Goldman Sachs commodity co-head Samantha Dart highlighted the change as an important indicator of sentiment, noting that tail-risk pricing has rotated away from upside energy calls and toward gold puts. Nonetheless, Dart stopped short of declaring a long-term bearish case for the metal. In a note dated June 29 she wrote, "Gold is not done." Goldman maintains a structural and cyclical view that supports further gains over time and cited emerging-market central bank diversification as a key underpinning of its $4,900 per ounce end-2026 forecast, which implies roughly a 21% recovery from current levels.
Institutional demand and reserve management
A separate institutional data point shows nuance beneath the near-term price action. An OMFIF survey of 90 central banks, public pension funds and sovereign wealth funds, published June 30, found that for the first time more central banks intend to reduce dollar allocations rather than increase them over the coming decade. The survey also reported that a net 30% of respondents plan to expand gold holdings in the next one to two years.
OMFIF senior economist Yara Aziz commented on that finding, saying that the assumption public investors can wait for market normalisation looks increasingly unrealistic. That gradual but structural shift in reserve strategy is one of the factors Goldman points to in projecting longer-term support for gold.

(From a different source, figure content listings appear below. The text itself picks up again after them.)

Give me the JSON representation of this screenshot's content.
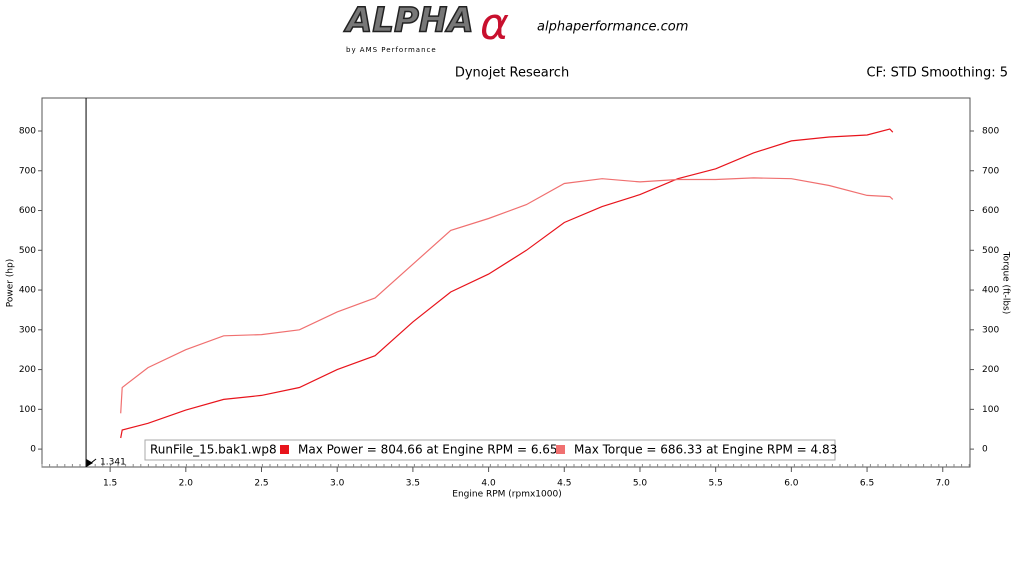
{
  "logo": {
    "text": "ALPHA",
    "symbol": "α",
    "tagline": "by AMS Performance",
    "site": "alphaperformance.com"
  },
  "chart_data": {
    "type": "line",
    "title": "Dynojet Research",
    "subtitle": "CF: STD Smoothing: 5",
    "xlabel": "Engine RPM (rpmx1000)",
    "ylabel": "Power (hp)",
    "y2label": "Torque (ft-lbs)",
    "x": [
      1.57,
      1.58,
      1.75,
      2.0,
      2.25,
      2.5,
      2.75,
      3.0,
      3.25,
      3.5,
      3.75,
      4.0,
      4.25,
      4.5,
      4.75,
      5.0,
      5.25,
      5.5,
      5.75,
      6.0,
      6.25,
      6.5,
      6.65,
      6.67
    ],
    "series": [
      {
        "name": "Max Power = 804.66 at Engine RPM = 6.65",
        "color": "#e8141c",
        "values": [
          28,
          48,
          65,
          98,
          125,
          135,
          155,
          200,
          235,
          320,
          395,
          440,
          500,
          570,
          610,
          640,
          680,
          705,
          745,
          775,
          785,
          790,
          805,
          797
        ]
      },
      {
        "name": "Max Torque = 686.33 at Engine RPM = 4.83",
        "color": "#f07070",
        "axis": "y2",
        "values": [
          90,
          155,
          205,
          250,
          285,
          288,
          300,
          345,
          380,
          465,
          550,
          580,
          615,
          668,
          680,
          672,
          678,
          678,
          682,
          680,
          663,
          638,
          635,
          628
        ]
      }
    ],
    "legend_title": "RunFile_15.bak1.wp8",
    "legend": "bottom",
    "cursor": 1.341,
    "xlim": [
      1.05,
      7.18
    ],
    "xticks": [
      1.5,
      {
        "value": 2,
        "label": "2.0"
      },
      2.5,
      {
        "value": 3,
        "label": "3.0"
      },
      3.5,
      {
        "value": 4,
        "label": "4.0"
      },
      4.5,
      {
        "value": 5,
        "label": "5.0"
      },
      5.5,
      {
        "value": 6,
        "label": "6.0"
      },
      6.5,
      {
        "value": 7,
        "label": "7.0"
      }
    ],
    "ylim": [
      -45,
      883
    ],
    "yticks": [
      0,
      100,
      200,
      300,
      400,
      500,
      600,
      700,
      800
    ],
    "y2lim": [
      -45,
      883
    ],
    "y2ticks": [
      0,
      100,
      200,
      300,
      400,
      500,
      600,
      700,
      800
    ],
    "grid": false
  }
}
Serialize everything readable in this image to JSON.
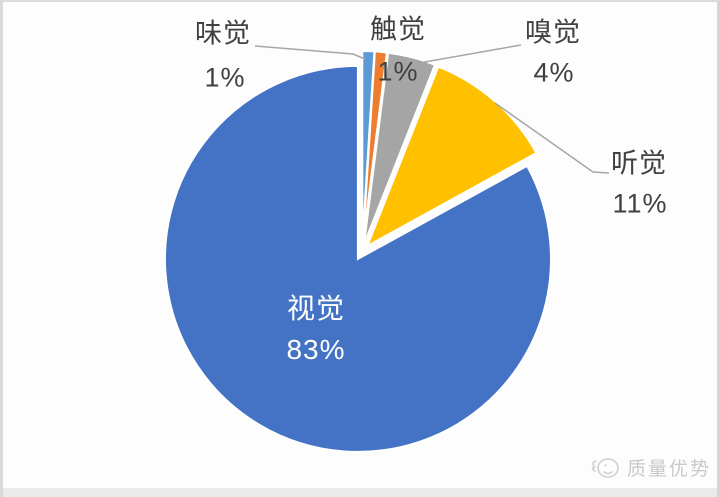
{
  "watermark": {
    "text": "质量优势",
    "icon": "mascot-face-icon"
  },
  "chart_data": {
    "type": "pie",
    "title": "",
    "unit": "%",
    "direction": "clockwise",
    "start_angle_deg": 0,
    "legend": "none",
    "grid": false,
    "label_color": "#404040",
    "inside_label_color": "#FFFFFF",
    "leader_line_color": "#A6A6A6",
    "background_color": "#FDFDFD",
    "slices": [
      {
        "key": "taste",
        "label": "味觉",
        "value": 1,
        "display": "1%",
        "color": "#5B9BD5",
        "label_position": "outside"
      },
      {
        "key": "touch",
        "label": "触觉",
        "value": 1,
        "display": "1%",
        "color": "#ED7D31",
        "label_position": "outside"
      },
      {
        "key": "smell",
        "label": "嗅觉",
        "value": 4,
        "display": "4%",
        "color": "#A5A5A5",
        "label_position": "outside"
      },
      {
        "key": "hearing",
        "label": "听觉",
        "value": 11,
        "display": "11%",
        "color": "#FFC000",
        "label_position": "outside"
      },
      {
        "key": "vision",
        "label": "视觉",
        "value": 83,
        "display": "83%",
        "color": "#4472C4",
        "label_position": "inside"
      }
    ]
  }
}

Portfolio utility and changing correlations
Gold's role as a portfolio hedge has also been under pressure. At the start of the Middle East conflict, gold and other commodities exhibited negative correlation with the S&P 500, offering diversification benefits. Since then that relationship has reversed, turning positive and, in Goldman's view, diminishing gold's hedging value while leaving the metal more exposed to dollar-led selling.
Macro calendar and near-term risks
With the quarter ending on Tuesday, traders are focused on a busy slate of U.S. economic releases that could either reinforce or ease the hawkish rate narrative. ADP's Nonfarm Employment Change for June is due July 1 with a consensus forecast of 118,000 jobs. The primary June Nonfarm Payrolls report follows on July 2, where analysts are looking for 114,000 new jobs and an unemployment rate of 4.3%.
A stronger-than-expected payrolls outcome would likely cement dollar strength and push the pricing of rate hikes higher, extending gold's quarterly decline into the third quarter. Near term, the metal faces a difficult balancing act: structurally supported by patient, incremental buying from central banks, but cyclically vulnerable to any hawkish U.S. data point that boosts the dollar and real rates.
Outlook and positioning
For now, options skew, a firmer dollar, and heightened rate-hike expectations are combining to keep selling pressure on gold. At the same time, institutional demand dynamics and central bank reserve strategy suggest there remains structural support underneath the market, even if that support is unfolding slowly and has not prevented the current drawdown.